Loaded in necessary libraries
library(tidyverse)
## ── Attaching core tidyverse packages ──────────────────────── tidyverse 2.0.0 ──
## ✔ dplyr 1.1.4 ✔ readr 2.1.5
## ✔ forcats 1.0.0 ✔ stringr 1.5.1
## ✔ ggplot2 3.5.1 ✔ tibble 3.2.1
## ✔ lubridate 1.9.3 ✔ tidyr 1.3.1
## ✔ purrr 1.0.2
## ── Conflicts ────────────────────────────────────────── tidyverse_conflicts() ──
## ✖ dplyr::filter() masks stats::filter()
## ✖ dplyr::lag() masks stats::lag()
## ℹ Use the conflicted package (<http://conflicted.r-lib.org/>) to force all conflicts to become errors
Assigned the dataset I’ll be using to a new variable
data <- read_csv('co2_global_emissions_lab_clean.csv')
## Rows: 3732 Columns: 4
## ── Column specification ────────────────────────────────────────────────────────
## Delimiter: ","
## chr (2): Country Name, Country Code
## dbl (2): year, co2
##
## ℹ Use `spec()` to retrieve the full column specification for this data.
## ℹ Specify the column types or set `show_col_types = FALSE` to quiet this message.
Changed the name of column Country Name to Country because r wouldn’t recognize the original name.
colnames(data)[colnames(data) == "Country Name"] <- "Country"
Printed out the new column names to check that they work/as a visual reminder for myself.
colnames(data)
## [1] "Country" "Country Code" "year" "co2"
Used the filter() function to isolate the rows including China and the United States (removed the rest of the countries).
filter <- data %>%
filter(Country %in% c("China", "United States"))
Provided the summary statistics as another visual reminder for myself.
summary(filter)
## Country Country Code year co2
## Length:30 Length:30 Min. :2000 Min. : 2.697
## Class :character Class :character 1st Qu.:2003 1st Qu.: 5.427
## Mode :character Mode :character Median :2007 Median :11.931
## Mean :2007 Mean :11.820
## 3rd Qu.:2011 3rd Qu.:18.936
## Max. :2014 Max. :20.179
Calculated the mean CO2 value for China.
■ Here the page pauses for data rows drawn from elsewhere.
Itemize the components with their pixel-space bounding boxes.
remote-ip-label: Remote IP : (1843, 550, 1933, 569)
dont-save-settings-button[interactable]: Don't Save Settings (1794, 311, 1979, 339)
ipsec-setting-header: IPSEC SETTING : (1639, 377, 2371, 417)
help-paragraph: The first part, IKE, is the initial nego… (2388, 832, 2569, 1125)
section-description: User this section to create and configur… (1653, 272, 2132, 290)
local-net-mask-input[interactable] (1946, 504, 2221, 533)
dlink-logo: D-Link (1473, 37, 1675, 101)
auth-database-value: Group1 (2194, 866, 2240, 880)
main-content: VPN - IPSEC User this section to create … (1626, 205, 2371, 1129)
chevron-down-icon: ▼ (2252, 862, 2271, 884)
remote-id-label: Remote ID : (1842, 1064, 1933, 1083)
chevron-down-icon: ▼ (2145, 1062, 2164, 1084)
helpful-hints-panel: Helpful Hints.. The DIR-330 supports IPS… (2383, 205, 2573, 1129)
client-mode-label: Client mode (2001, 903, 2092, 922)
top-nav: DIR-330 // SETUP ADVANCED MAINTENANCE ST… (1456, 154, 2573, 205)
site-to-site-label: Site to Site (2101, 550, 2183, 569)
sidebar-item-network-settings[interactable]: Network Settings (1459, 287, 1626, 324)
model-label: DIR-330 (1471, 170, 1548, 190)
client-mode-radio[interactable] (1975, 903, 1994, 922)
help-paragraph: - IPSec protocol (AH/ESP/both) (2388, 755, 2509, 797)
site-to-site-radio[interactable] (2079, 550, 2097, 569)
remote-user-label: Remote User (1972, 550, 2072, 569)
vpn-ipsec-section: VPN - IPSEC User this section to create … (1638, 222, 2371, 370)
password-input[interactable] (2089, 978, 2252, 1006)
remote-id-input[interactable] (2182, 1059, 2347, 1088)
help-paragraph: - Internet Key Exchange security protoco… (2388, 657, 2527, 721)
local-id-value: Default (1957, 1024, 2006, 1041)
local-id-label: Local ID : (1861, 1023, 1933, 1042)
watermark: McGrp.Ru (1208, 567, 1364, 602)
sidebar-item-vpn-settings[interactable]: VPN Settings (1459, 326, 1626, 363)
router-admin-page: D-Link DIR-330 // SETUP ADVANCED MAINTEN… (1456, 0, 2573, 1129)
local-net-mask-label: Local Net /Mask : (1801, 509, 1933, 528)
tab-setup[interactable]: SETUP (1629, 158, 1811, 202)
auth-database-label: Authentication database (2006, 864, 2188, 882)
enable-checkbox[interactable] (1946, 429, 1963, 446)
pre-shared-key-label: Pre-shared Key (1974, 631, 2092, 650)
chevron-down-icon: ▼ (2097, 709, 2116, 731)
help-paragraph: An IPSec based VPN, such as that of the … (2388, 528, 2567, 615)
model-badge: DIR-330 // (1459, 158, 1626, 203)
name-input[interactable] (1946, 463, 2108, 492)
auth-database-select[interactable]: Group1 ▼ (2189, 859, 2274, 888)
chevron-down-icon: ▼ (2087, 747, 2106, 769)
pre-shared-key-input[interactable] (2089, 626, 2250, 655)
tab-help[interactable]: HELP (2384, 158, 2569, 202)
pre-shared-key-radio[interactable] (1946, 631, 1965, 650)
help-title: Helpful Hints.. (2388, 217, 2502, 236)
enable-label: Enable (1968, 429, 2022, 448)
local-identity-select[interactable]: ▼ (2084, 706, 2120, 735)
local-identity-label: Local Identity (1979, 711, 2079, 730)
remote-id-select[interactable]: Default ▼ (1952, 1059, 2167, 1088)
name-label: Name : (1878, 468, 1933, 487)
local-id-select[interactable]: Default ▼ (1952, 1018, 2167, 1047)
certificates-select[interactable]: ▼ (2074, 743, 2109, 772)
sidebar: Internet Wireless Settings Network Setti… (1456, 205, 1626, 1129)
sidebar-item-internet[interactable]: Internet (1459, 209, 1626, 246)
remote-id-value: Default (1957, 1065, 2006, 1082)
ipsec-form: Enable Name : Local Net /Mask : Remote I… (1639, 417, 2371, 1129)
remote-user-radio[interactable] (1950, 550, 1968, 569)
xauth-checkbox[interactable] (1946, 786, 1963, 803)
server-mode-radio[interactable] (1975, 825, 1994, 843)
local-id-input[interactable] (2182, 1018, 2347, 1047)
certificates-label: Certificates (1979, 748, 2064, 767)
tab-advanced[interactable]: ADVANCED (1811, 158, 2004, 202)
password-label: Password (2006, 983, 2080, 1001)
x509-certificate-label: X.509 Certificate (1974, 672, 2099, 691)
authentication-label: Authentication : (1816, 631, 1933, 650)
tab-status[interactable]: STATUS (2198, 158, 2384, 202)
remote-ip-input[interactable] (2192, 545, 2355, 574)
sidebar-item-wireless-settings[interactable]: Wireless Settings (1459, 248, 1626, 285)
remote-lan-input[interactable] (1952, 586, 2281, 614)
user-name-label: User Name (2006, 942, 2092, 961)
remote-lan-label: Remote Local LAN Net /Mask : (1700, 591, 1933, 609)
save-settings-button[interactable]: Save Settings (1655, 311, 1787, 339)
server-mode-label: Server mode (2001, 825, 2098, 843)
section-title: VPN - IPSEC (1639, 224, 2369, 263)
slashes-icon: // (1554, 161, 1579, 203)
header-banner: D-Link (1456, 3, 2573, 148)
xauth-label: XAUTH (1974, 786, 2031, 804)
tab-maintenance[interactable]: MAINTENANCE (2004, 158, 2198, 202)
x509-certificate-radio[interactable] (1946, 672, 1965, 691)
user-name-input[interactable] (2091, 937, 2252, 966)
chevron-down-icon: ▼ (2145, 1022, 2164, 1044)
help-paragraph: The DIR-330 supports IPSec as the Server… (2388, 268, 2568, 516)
Between the 14 years of data, the mean CO2 emission for China was 5.26 metric tons. Used the round function to round the mean to two decimal points.
china_mean_co2 <- mean(data$co2[data$Country == "China"], na.rm = TRUE)
round(china_mean_co2, 2)
## [1] 5.26
Calculated the mean CO2 value for the U.S. Between the 14 years of data, the mean CO2 emission for the U.S was 18.38 metric tons.Used the round function to round the mean to two decimal points.
us_mean_co2 <- mean(data$co2[data$Country == "United States"], na.rm = TRUE)
round(us_mean_co2, 2)
## [1] 18.38
Added a border around the graph by using theme_bw and changed the default colors by using scale_color_brewer.
plot1 <- ggplot(filter, aes(x = year, y = co2, color = Country)) +
geom_point() +
scale_color_brewer(palette = "Set2") +
labs(title = "CO2 Emissions Comparison: US vs China (2000-2014)",
x = "Year",
y = "CO2 Emissions (in metric tons)",
color = "Country",
caption = "Source: World Bank Group (data cleaned by Ruddy Setiadi Gunawan)") +
theme_bw()
plot1
Conclusion
With this dataset, I was able to draw a comparison of the CO2 emissions between the US and China (between the years of 2000 and 2014). Through my scatterplot, I was able to draw a clear visualization of the CO2 emissions between the two countries. We can see that China has significantly less CO2 emissions than the U.S. However, we can also see that the U.S. is decreasing its CO2 emissions while China is increasing. I previously calculated the mean CO2 emissions that these two countries had in order to verify that the graph summarizes the correct values. Since China’s mean CO2 emission is 5.26 metric tons and the United State’s is 18.38 metric tons, we can see that this visualization is correct. In the future, I would like to add a few more graphs to better visualize this data; however, it would be difficult since there aren’t many variables to work with.